I recently found out that one of my colleagues (if that is the right term) won a gold medal in the triathlon sometime last year, this amazed me as thats one hell of an achievement. On Friday Alma, another colleague graduated, we all went for a drink and I got talking to Kieran about his achievement thinking we'd have the same kind of obsessional thinking about training etc. I was surprised to find out that as soon as he won that medal, he quit, he hasn't been on his road bike since nor has he been swimming, he later informed that he didn't think he would ever get to that level again, everything was right on the day and everything went his way, therefore that was enough for him. This got me thinking, with climbing there is SO MUCH MORE that needs to be right; the temperature the precipitation, being strong enough, being uninjured enough etc. What are the chances of bettering your best (or hardest) climbing day? Since last year I've had a broken leg, two finger injuries a nasty tendon ganglion and a few other niggles I'm certainly nowhere near where I was. Maybe he was right with quitting while he was ahead, however I spend so much time training for climbing, thinking about climbing and talking about climbing I doubt I'd every find anything to fill that void.

I've had a few sessions since the new year but not many, a couple down the works and a couple up the board. I must admit I'm pretty disappointed by the works at the moment, the problems are poor and the new circuits aren't up to the usual standards, the training board has lost its appeal to most people and needs a revamp as well, I'm also slightly apprehensive about their new carpet covering for the mats, my leg hurts enough falling from the top of the wall!

I had a great session the other night at the board (it was my second session on), everybody was down and its great to see so many people (namely Dobbin and Uncle) crushing problems left right and center. My arms felt lacking which they obviously will be after such a prolonged period of non climbing but my fingers felt extremely strong, I won't list the problems I succeeded on or failed on, however I was happy with both and I proved to myself that my fingers were currently strong.
Today I trained again after a days rest, warming up, my fingers ached a lot. I was feeling pretty negative about the whole affair and was about to pack it in until Rich Heap turned up. A lot of tape and a lengthy warm up and things stopped aching. Nat returned from the works very quickly as the place was crawling with people, she tried her long term project of chalk and blow (a modest but worthy target) failing on the move from the large pocket to the crimpy jug. She's not far off mind you and is progressing reasonably well.

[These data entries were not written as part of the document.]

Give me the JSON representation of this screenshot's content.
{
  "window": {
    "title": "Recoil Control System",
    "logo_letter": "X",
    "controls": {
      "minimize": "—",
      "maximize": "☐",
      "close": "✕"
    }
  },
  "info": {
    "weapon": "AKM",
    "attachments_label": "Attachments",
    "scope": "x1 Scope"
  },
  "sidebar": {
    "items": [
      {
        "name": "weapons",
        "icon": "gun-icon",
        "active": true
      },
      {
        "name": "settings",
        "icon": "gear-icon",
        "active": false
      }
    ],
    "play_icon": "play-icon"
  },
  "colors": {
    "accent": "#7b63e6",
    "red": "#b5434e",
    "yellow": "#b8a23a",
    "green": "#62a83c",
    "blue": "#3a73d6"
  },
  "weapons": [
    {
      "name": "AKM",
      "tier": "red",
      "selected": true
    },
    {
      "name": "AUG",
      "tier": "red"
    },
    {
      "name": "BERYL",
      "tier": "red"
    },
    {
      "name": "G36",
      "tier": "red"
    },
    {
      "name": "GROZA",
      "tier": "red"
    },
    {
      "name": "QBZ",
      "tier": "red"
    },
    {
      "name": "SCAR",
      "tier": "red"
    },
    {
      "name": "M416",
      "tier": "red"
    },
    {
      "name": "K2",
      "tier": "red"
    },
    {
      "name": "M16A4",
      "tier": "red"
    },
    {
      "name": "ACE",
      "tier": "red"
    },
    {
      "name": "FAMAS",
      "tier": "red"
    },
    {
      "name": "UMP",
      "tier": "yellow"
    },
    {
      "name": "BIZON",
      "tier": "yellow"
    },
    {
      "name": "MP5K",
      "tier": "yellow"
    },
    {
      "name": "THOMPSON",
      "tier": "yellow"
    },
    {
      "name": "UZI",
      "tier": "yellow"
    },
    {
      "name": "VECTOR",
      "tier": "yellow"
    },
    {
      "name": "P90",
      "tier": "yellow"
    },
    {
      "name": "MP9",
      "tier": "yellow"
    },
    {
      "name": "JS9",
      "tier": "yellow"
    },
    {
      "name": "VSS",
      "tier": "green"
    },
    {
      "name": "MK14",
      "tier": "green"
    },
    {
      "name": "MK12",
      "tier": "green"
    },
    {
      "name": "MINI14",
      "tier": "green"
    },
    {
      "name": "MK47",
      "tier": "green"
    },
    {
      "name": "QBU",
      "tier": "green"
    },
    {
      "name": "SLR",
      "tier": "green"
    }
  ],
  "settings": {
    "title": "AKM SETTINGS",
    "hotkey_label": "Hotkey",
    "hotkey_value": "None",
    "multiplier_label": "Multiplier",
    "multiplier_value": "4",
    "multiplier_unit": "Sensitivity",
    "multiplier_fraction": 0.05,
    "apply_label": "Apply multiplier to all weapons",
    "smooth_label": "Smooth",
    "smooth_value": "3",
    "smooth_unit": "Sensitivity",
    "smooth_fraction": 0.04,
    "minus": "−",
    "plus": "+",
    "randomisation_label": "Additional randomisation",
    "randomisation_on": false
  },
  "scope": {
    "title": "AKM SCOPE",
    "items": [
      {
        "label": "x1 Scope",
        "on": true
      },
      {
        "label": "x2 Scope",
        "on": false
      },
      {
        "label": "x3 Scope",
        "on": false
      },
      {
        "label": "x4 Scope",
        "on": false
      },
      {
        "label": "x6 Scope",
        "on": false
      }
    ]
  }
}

Other stuff: You might notice the blog has gone green, this is slightly tongue in cheek and is mainly due to Nat's boss fobbing off the role of office "environmental champion", since that day she's been trying very hard to impose her new green morals on me and the way we live which isn't a bad thing I suppose. You might also have noticed the chicken counter on the right hand side, if you saw the shows you know what this is about, if you didn't and give a cr*p then take a look, if not just ignore it!